Für den kleinsten Grund, manchmal auch gänzlich ohne Anlass, hat ihn sein Ziehvater verprügelt. Einmal zerschmetterte die Gerte sein Bein, jetzt hinkt Egger. Und beklagt sich trotzdem nicht: «Am Berg bin ich der Einzige, der gerade geht», sagt er.
Eggers Geschichte ist die eines Jedermanns, der der Welt um ihn herum schonungslos ausgesetzt ist. Über knapp 80 Jahre hinweg erlebt er, wie sich der Alltag in seinem Bergdorf verändert. Als kleiner Junge um 1900 herum ist das Leben in den Alpen von Beschwerlichkeit geprägt. Eine Firma baut schließlich die erste Seilbahn und bringt Elektrizität ins Dorf. Irgendwann kommen die Nationalsozialisten. Und nochmal einige Jahre später die Touristen.
Diese vielen Stücke Zeitgeschichte hat Robert Seethaler in seinem Roman «Ein ganzes Leben» auf unter 200 Seiten kondensiert. Regisseur Hans Steinbichler hat die Geschichte nun vor gewaltigem Bergpanorama verfilmt.
Ein Junge wird zum Mann
Wie die Buchvorlage ist auch der gleichnamige Film größtenteils chronologisch erzählt.
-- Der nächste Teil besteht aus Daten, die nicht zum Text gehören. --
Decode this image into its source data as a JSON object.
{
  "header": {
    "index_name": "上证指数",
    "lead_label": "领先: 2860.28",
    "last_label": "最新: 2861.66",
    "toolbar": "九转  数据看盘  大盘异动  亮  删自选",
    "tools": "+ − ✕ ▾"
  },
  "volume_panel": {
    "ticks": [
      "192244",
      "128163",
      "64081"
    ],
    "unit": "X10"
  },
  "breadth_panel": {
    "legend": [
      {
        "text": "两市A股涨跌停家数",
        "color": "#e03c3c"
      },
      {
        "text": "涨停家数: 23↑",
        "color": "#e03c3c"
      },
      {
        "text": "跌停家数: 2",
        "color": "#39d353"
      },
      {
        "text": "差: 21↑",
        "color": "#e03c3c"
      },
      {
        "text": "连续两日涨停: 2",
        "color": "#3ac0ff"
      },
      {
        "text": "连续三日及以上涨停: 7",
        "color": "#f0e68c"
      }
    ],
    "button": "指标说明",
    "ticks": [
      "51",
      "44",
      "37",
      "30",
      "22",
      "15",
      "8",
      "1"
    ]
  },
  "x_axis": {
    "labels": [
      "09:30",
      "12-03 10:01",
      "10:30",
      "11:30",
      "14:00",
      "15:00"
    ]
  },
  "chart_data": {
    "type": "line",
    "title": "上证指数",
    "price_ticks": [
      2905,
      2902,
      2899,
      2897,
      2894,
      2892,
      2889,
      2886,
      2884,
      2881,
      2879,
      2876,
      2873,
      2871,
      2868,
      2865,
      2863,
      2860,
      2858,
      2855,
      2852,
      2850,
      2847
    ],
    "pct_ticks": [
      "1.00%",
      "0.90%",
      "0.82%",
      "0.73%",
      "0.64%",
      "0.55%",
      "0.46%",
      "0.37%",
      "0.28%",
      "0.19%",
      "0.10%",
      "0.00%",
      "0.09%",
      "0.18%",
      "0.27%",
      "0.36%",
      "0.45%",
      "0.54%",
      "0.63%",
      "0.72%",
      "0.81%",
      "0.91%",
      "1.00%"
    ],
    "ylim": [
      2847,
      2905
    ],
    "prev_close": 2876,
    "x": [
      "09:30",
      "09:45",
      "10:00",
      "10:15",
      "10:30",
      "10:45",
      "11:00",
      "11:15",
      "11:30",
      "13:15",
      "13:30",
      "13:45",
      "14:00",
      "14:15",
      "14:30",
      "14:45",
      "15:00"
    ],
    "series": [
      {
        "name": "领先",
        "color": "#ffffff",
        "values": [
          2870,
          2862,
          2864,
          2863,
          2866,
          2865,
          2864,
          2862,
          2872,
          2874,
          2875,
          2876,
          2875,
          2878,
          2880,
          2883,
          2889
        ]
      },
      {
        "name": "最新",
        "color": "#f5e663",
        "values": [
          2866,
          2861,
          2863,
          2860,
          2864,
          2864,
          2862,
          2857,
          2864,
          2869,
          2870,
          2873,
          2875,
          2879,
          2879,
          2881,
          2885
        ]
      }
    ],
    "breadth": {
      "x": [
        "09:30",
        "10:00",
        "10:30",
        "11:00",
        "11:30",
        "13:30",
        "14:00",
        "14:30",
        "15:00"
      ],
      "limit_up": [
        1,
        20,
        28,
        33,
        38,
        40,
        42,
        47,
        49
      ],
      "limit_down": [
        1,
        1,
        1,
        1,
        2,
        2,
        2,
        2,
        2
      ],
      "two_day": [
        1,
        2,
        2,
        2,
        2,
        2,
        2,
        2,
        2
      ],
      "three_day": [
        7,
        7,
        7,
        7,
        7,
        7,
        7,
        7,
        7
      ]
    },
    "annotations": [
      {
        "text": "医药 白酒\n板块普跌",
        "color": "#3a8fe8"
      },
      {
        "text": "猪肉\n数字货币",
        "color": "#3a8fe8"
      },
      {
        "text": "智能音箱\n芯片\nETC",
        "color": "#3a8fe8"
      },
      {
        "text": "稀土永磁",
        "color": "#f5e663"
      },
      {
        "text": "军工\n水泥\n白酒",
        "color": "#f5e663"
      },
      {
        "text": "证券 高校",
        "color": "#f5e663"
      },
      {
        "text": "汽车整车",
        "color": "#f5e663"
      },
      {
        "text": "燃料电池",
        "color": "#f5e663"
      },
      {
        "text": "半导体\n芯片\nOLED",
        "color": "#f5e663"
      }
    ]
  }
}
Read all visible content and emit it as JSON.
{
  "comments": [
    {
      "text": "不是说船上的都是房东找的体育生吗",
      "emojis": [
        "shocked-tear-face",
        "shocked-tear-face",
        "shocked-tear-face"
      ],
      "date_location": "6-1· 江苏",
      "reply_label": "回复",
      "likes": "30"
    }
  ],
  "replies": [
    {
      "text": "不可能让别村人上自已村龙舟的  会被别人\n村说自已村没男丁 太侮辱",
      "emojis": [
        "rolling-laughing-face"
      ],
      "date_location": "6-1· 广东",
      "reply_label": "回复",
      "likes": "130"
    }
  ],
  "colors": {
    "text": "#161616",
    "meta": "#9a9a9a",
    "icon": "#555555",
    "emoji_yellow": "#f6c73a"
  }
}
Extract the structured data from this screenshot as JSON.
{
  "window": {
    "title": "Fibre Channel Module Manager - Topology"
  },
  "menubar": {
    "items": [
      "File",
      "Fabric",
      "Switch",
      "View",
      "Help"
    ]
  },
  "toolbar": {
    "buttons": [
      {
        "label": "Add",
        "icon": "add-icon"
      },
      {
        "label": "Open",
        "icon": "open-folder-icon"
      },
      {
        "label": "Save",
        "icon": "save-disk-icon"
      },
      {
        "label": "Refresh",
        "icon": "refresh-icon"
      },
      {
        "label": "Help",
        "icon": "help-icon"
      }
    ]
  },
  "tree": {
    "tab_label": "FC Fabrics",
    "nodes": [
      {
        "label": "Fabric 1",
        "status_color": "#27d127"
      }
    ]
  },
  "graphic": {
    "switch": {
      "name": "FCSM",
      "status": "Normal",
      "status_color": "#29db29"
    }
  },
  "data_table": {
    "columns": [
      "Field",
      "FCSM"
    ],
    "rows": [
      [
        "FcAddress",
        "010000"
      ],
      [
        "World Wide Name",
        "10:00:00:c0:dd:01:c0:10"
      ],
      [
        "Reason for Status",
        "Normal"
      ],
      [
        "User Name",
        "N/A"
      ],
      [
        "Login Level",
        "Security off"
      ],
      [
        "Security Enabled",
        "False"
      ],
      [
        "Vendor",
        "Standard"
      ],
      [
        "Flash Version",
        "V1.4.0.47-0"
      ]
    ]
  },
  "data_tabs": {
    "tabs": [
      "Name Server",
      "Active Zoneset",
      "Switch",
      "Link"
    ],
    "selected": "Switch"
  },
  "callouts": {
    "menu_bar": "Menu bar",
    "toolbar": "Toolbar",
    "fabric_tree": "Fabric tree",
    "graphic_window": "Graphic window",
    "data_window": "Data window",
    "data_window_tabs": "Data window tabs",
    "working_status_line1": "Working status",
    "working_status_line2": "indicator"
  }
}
Wenn die Zuschauerinnen und Zuschauer Egger beim Leben zusehen, dann folgen sie deshalb auf der Leinwand nacheinander drei verschiedenen Darstellern. Kinderschauspieler Ivan Gustafik, der in dem Drama sein Debüt gibt, spielt den Waisenjungen in seinen Jahren auf dem Hof des Bauern Kranzstocker. Ein erster Zeitsprung, und Egger ist ein junger Mann geworden, gespielt von Stefan Gorski («Contra»). Den alten Egger verkörpert mit stoischer Ruhe, und einem Hauch kindlicher Verletzlichkeit, August Zirner («Die Fälscher», «Colonia Dignidad»).
Da die Figur so wortkarg ist, kommt ihrer Mimik und Gestik besondere Aufmerksamkeit zu. Während Zirners gealterter Egger ein bedächtiger Mensch ist, lässt Gorski den Arbeiter viele Emotionen durchleben. Darunter auch: die Liebe. Ein zartes Gefühl, mit dem sich der kräftige Egger schwertut.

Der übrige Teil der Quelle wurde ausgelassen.